27 novembre 2012

FILM AL CINEMA - "La sposa promessa" ("Fill the Void") di Rama Bursthein

Al suo esordio cinematografico, Rama Bursthein realizza un film formalmente raffinato e capace di toccare temi importanti con sensibilità e delicatezza, rinunciando alle valutazioni concettuali in favore di un’osservazione attenta e che ha il pregio di rimanere aperta.
A farsi notare è innanzitutto la particolare cifra stilistica dell’opera, che, attraverso una messinscena estremamente ricercata, giunge ad un risultato di spiccata essenzialità ed immediatezza. Considerevole il lavoro sulle immagini, pervase spesso da una luminosità diffusa, un chiarore diafano che conferisce evidenza a personaggi e ambienti. Le soluzioni di regia sono calibrate con un’accuratezza metodica, dalla scelta di diversificate angolazioni di ripresa all’andamento che alterna l’uso della profondità di campo (alcuni dei momenti topici non si svolgono in primo piano, mentre la macchina da presa rimane fissa a mostrarci gli eventi da lontano) all’insistenza sui piani ravvicinati (in modo da delineare uno spazio filmico che porta lo spettatore fino ai limiti del claustrofobico). La durata media delle inquadrature è abbastanza lunga e gli stessi dialoghi vengono scanditi con lentezza dagli attori: tutto ciò crea un clima di sospensione che non diventa mai pesante grazie all’intensità che le singole scene riescono a trasmettere (basta pensare ad alcuni momenti di dialogo tra i due protagonisti, densi di una carica erotica tanto più intensa proprio in quanto espressa sottotraccia). E, nonostante il percorso narrativo nel complesso sia un po’ tortuoso, il film si fa seguire senza troppe difficoltà, anche grazie a qualche tocco di ironia o ad un inserto musicale che arrivano puntualmente a stemperare il pathos proprio nel momento in cui quest’ultimo giunge ad un culmine oltre il quale rischia di sovraccaricare lo spettatore.

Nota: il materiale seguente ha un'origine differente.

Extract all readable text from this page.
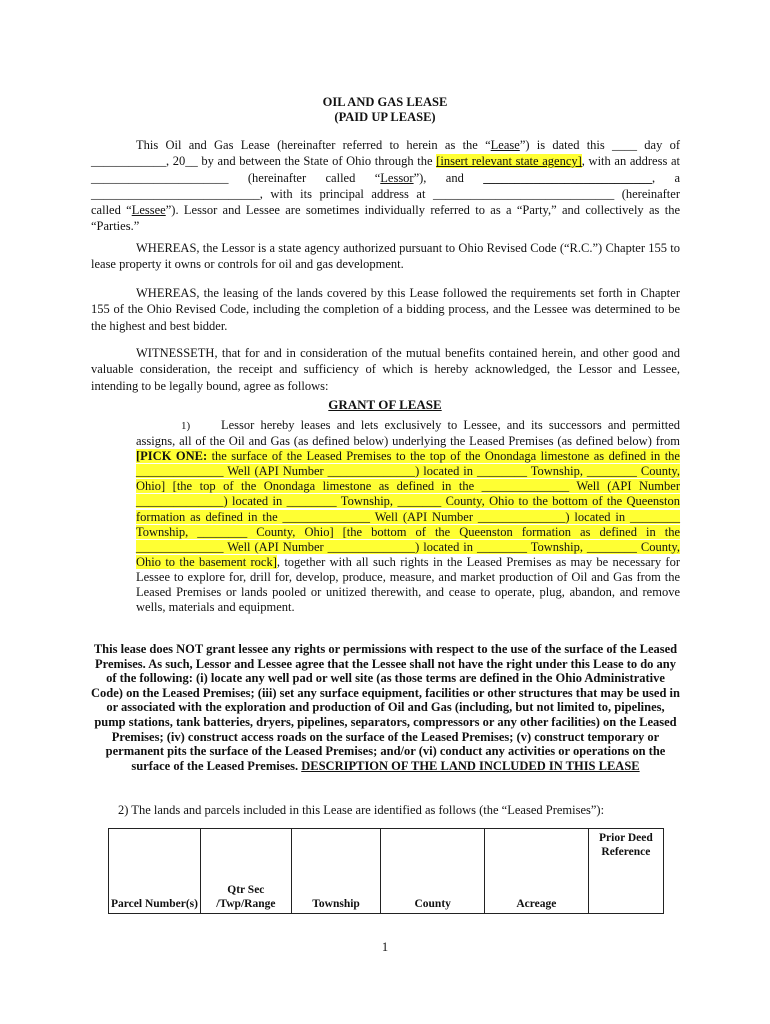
OIL AND GAS LEASE
(PAID UP LEASE)
This Oil and Gas Lease (hereinafter referred to herein as the “Lease”) is dated this ____ day of ____________, 20__ by and between the State of Ohio through the [insert relevant state agency], with an address at ______________________ (hereinafter called “Lessor”), and ___________________________, a ___________________________, with its principal address at _____________________________ (hereinafter called “Lessee”). Lessor and Lessee are sometimes individually referred to as a “Party,” and collectively as the “Parties.”
WHEREAS, the Lessor is a state agency authorized pursuant to Ohio Revised Code (“R.C.”) Chapter 155 to lease property it owns or controls for oil and gas development.
WHEREAS, the leasing of the lands covered by this Lease followed the requirements set forth in Chapter 155 of the Ohio Revised Code, including the completion of a bidding process, and the Lessee was determined to be the highest and best bidder.
WITNESSETH, that for and in consideration of the mutual benefits contained herein, and other good and valuable consideration, the receipt and sufficiency of which is hereby acknowledged, the Lessor and Lessee, intending to be legally bound, agree as follows:
GRANT OF LEASE
1) Lessor hereby leases and lets exclusively to Lessee, and its successors and permitted assigns, all of the Oil and Gas (as defined below) underlying the Leased Premises (as defined below) from [PICK ONE: the surface of the Leased Premises to the top of the Onondaga limestone as defined in the ______________ Well (API Number ______________) located in ________ Township, ________ County, Ohio] [the top of the Onondaga limestone as defined in the ______________ Well (API Number ______________) located in ________ Township, _______ County, Ohio to the bottom of the Queenston formation as defined in the ______________ Well (API Number ______________) located in ________ Township, ________ County, Ohio] [the bottom of the Queenston formation as defined in the ______________ Well (API Number ______________) located in ________ Township, ________ County, Ohio to the basement rock], together with all such rights in the Leased Premises as may be necessary for Lessee to explore for, drill for, develop, produce, measure, and market production of Oil and Gas from the Leased Premises or lands pooled or unitized therewith, and cease to operate, plug, abandon, and remove wells, materials and equipment.
This lease does NOT grant lessee any rights or permissions with respect to the use of the surface of the Leased Premises. As such, Lessor and Lessee agree that the Lessee shall not have the right under this Lease to do any of the following: (i) locate any well pad or well site (as those terms are defined in the Ohio Administrative Code) on the Leased Premises; (iii) set any surface equipment, facilities or other structures that may be used in or associated with the exploration and production of Oil and Gas (including, but not limited to, pipelines, pump stations, tank batteries, dryers, pipelines, separators, compressors or any other facilities) on the Leased Premises; (iv) construct access roads on the surface of the Leased Premises; (v) construct temporary or permanent pits the surface of the Leased Premises; and/or (vi) conduct any activities or operations on the surface of the Leased Premises. DESCRIPTION OF THE LAND INCLUDED IN THIS LEASE
2) The lands and parcels included in this Lease are identified as follows (the “Leased Premises”):
Parcel Number(s)	Qtr Sec /Twp/Range	Township	County	Acreage	Prior Deed Reference
1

La vicenda viene raccontata con partecipazione emotiva ma evitando giudizi morali. Certo, la Bursthein (autrice anche della sceneggiatura) fa parte della comunità chassidica ma non critica né propaganda quello stile di vita: cerca di limitarsi a rappresentarlo, concentrandosi sul vissuto umano dei suoi protagonisti. Un vissuto non facile, raccontato in tutto il suo portato di sofferenza. La storia prende le mosse dalla morte per parto di una donna, che lascia il marito ed il figlio appena nato. La fede religiosa è un dato acquisito ma non sempre bastevole a lenire il dolore lancinante fino ai limiti della paura di non farcela. Vengono mostrati i rituali come i momenti di aggregazione di quel mondo e si percepisce inequivocabilmente il senso di sostegno che proviene sia dalla comunità che dalle figure di riferimento. Viceversa, il contesto sociale condiziona sì le scelte individuali ma non risulta soverchiante. La protagonista, per quanto indirizzata esplicitamente ed insistentemente dalla madre, non viene mai costretta alle nozze con l’ex cognato. Spesso sembra essere attratta da quest’ultimo ma quasi non volerlo/poterlo ammettere (magari tantomeno quando la comunità attorno a lei si mostra incline non solo a legittimare ma ad incoraggiare quell’unione). Al contempo sembra dilaniata tra le aspirazioni ideali (pur sempre provenienti dal contesto sociale) ad un matrimonio con un coetaneo (comunque combinato dalle famiglie) e la realtà delle nozze con un uomo più grande di lei (ma ancor giovane ed attraente) che possa salvare anche gli equilibri familiari.
Quella che il film solleva è una riflessione universale sulla libertà e l’amore, senza proporre facili soluzioni ma lasciandoci dei quesiti che risuonano dentro al termine della visione. Gran parte degli spettatori occidentali contemporanei osserverà probabilmente i dilemmi dei protagonisti come appartenenti ad un contesto per lo più estraneo. Ma tutti facciamo comunque parte di un ambiente e ne rispettiamo le regole, anche quando non ce ne rendiamo conto. Quanto siamo effettivamente liberi di scegliere indipendentemente dal condizionamento socio-familiare pur non appartenendo ad una comunità tradizionale e magari chiusa a certi aspetti della (post)modernità?